- Native name: 児玉孝一
- Born: February 21, 1951 (age 74)
- Hometown: Kitakyushu, Fukuoka Prefecture
- Nationality: Japanese

Career
- Achieved professional status: July 7, 1980 (aged 29)
- Badge Number: 141
- Rank: 8 dan
- Retired: August 10, 2011 (aged 60)
- Teacher: Shimei Okazaki [ja]
- Career record: 394–526 (.428)

Websites
- JSA profile page

= Kōichi Kodama =

Kōichi Kodama (児玉 孝一, Kodama Kōichi) is a Japanese retired professional shogi player who achieved the rank of 8-dan.

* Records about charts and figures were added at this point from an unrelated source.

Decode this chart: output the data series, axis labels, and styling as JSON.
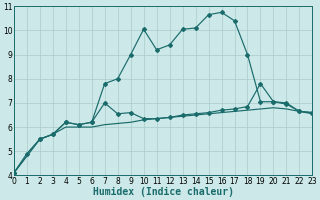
{
  "bg_color": "#cce8e8",
  "grid_color": "#aacccc",
  "line_color": "#1a6b6b",
  "xlabel": "Humidex (Indice chaleur)",
  "xlabel_fontsize": 7,
  "xlim": [
    0,
    23
  ],
  "ylim": [
    4,
    11
  ],
  "xticks": [
    0,
    1,
    2,
    3,
    4,
    5,
    6,
    7,
    8,
    9,
    10,
    11,
    12,
    13,
    14,
    15,
    16,
    17,
    18,
    19,
    20,
    21,
    22,
    23
  ],
  "yticks": [
    4,
    5,
    6,
    7,
    8,
    9,
    10,
    11
  ],
  "line1_x": [
    0,
    1,
    2,
    3,
    4,
    5,
    6,
    7,
    8,
    9,
    10,
    11,
    12,
    13,
    14,
    15,
    16,
    17,
    18,
    19,
    20,
    21,
    22,
    23
  ],
  "line1_y": [
    4.1,
    4.9,
    5.5,
    5.7,
    6.2,
    6.1,
    6.2,
    7.8,
    8.0,
    9.0,
    10.05,
    9.2,
    9.4,
    10.05,
    10.1,
    10.65,
    10.75,
    10.4,
    9.0,
    7.05,
    7.05,
    6.95,
    6.65,
    6.6
  ],
  "line2_x": [
    0,
    2,
    3,
    4,
    5,
    6,
    7,
    8,
    9,
    10,
    11,
    12,
    13,
    14,
    15,
    16,
    17,
    18,
    19,
    20,
    21,
    22,
    23
  ],
  "line2_y": [
    4.1,
    5.5,
    5.7,
    6.2,
    6.1,
    6.2,
    7.0,
    6.55,
    6.6,
    6.35,
    6.35,
    6.4,
    6.5,
    6.55,
    6.6,
    6.7,
    6.75,
    6.85,
    7.8,
    7.05,
    7.0,
    6.65,
    6.6
  ],
  "line3_x": [
    0,
    2,
    3,
    4,
    5,
    6,
    7,
    8,
    9,
    10,
    11,
    12,
    13,
    14,
    15,
    16,
    17,
    18,
    19,
    20,
    21,
    22,
    23
  ],
  "line3_y": [
    4.1,
    5.5,
    5.7,
    6.0,
    6.0,
    6.0,
    6.1,
    6.15,
    6.2,
    6.3,
    6.35,
    6.4,
    6.45,
    6.5,
    6.55,
    6.6,
    6.65,
    6.7,
    6.75,
    6.8,
    6.75,
    6.65,
    6.55
  ]
}
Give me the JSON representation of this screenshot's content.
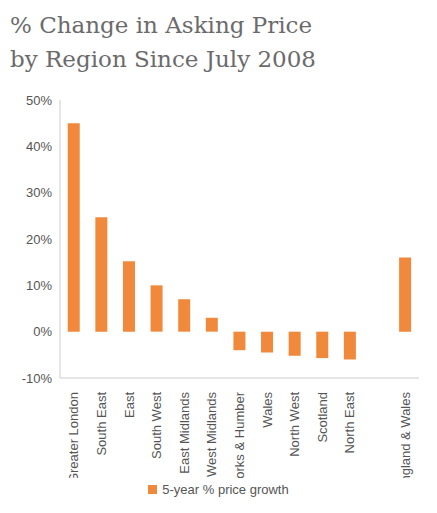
{
  "chart_data": {
    "type": "bar",
    "title": "% Change in Asking Price\nby Region Since July 2008",
    "categories": [
      "Greater London",
      "South East",
      "East",
      "South West",
      "East  Midlands",
      "West Midlands",
      "Yorks & Humber",
      "Wales",
      "North West",
      "Scotland",
      "North East",
      null,
      "England & Wales"
    ],
    "series": [
      {
        "name": "5-year % price growth",
        "color": "#f0893b",
        "values": [
          45,
          24.7,
          15.2,
          10,
          7,
          3,
          -4,
          -4.5,
          -5.2,
          -5.7,
          -6,
          null,
          16
        ]
      }
    ],
    "ylim": [
      -10,
      50
    ],
    "yticks": [
      {
        "value": -10,
        "label": "-10%"
      },
      {
        "value": 0,
        "label": "0%"
      },
      {
        "value": 10,
        "label": "10%"
      },
      {
        "value": 20,
        "label": "20%"
      },
      {
        "value": 30,
        "label": "30%"
      },
      {
        "value": 40,
        "label": "40%"
      },
      {
        "value": 50,
        "label": "50%"
      }
    ],
    "grid": false,
    "legend": "bottom"
  }
}
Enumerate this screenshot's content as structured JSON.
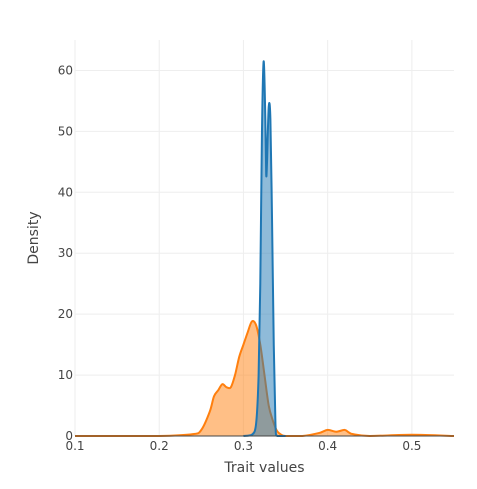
{
  "chart_data": {
    "type": "area",
    "title": "",
    "xlabel": "Trait values",
    "ylabel": "Density",
    "xlim": [
      0.1,
      0.55
    ],
    "ylim": [
      0,
      65
    ],
    "x_ticks": [
      0.1,
      0.2,
      0.3,
      0.4,
      0.5
    ],
    "x_tick_labels": [
      "0.1",
      "0.2",
      "0.3",
      "0.4",
      "0.5"
    ],
    "y_ticks": [
      0,
      10,
      20,
      30,
      40,
      50,
      60
    ],
    "y_tick_labels": [
      "0",
      "10",
      "20",
      "30",
      "40",
      "50",
      "60"
    ],
    "grid": true,
    "legend": "none",
    "series": [
      {
        "color": "#1f77b4",
        "fill_opacity": 0.5,
        "x": [
          0.3,
          0.31,
          0.315,
          0.318,
          0.32,
          0.322,
          0.324,
          0.326,
          0.327,
          0.328,
          0.33,
          0.332,
          0.334,
          0.336,
          0.338,
          0.34,
          0.35
        ],
        "y": [
          0,
          0.2,
          2,
          10,
          25,
          50,
          61.5,
          52,
          43,
          45,
          54,
          52,
          35,
          15,
          2,
          0,
          0
        ]
      },
      {
        "color": "#ff7f0e",
        "fill_opacity": 0.5,
        "x": [
          0.1,
          0.2,
          0.24,
          0.25,
          0.26,
          0.265,
          0.27,
          0.275,
          0.28,
          0.285,
          0.29,
          0.295,
          0.3,
          0.305,
          0.31,
          0.315,
          0.32,
          0.325,
          0.33,
          0.335,
          0.34,
          0.345,
          0.35,
          0.37,
          0.39,
          0.4,
          0.41,
          0.42,
          0.425,
          0.43,
          0.45,
          0.5,
          0.55
        ],
        "y": [
          0,
          0,
          0.3,
          1,
          4,
          6.5,
          7.5,
          8.5,
          8,
          8,
          10,
          13,
          15,
          17,
          18.8,
          18.2,
          15,
          10,
          5,
          2.5,
          0.8,
          0.2,
          0,
          0,
          0.5,
          1,
          0.7,
          1,
          0.6,
          0.3,
          0,
          0.2,
          0
        ]
      }
    ]
  }
}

==Early life, amateur shogi and apprentice professional==
Kōichi Kodama was born in Kitakyushu, Fukuoka Prefecture on February 21, 1951. As a high school student, he was a member of a Fukuoka Prefectural Yahata Chuo High School team that won the team competition of the 4th All Japan Senior High School Shogi Championship in 1968, and later went on to represent Fukuoka Prefecture in the Amateur Meijin Tournament.

In October 1971, Kodama was accepted into the Japan Shogi Association's apprentice school at the rank of 3-kyū under the guidance of shogi professional Shimei Okazaki. He was promoted to the rank of 1-dan in 1974 and finally obtained full professional status and the rank of 4-dan in January 1980.

==Shogi professional==
===Promotion history===
Kodama's promotion history is as follows:

- 3-kyū: 1971
- 1-dan: 1974
- 4-dan: January 7, 1980
- 5-dan: April 1, 1983
- 6-dan: April 1, 1985
- 7-dan: January 18, 1996
- Retired: August 10, 2011
- 2016, April 1: 8-dan

===Awards and honors===
Kodama received the following Japan Shogi Association Annual Shogi Awards during his career: the Kōzō Masuda Award for 2002–2003, and the "Special Game of the Year" for 2009–2010. His "Masuda Award" was for his development of the Crab Silvers opening.

Kodama also received the Japan Shogi Association's "25 Years Service Award" in 2004.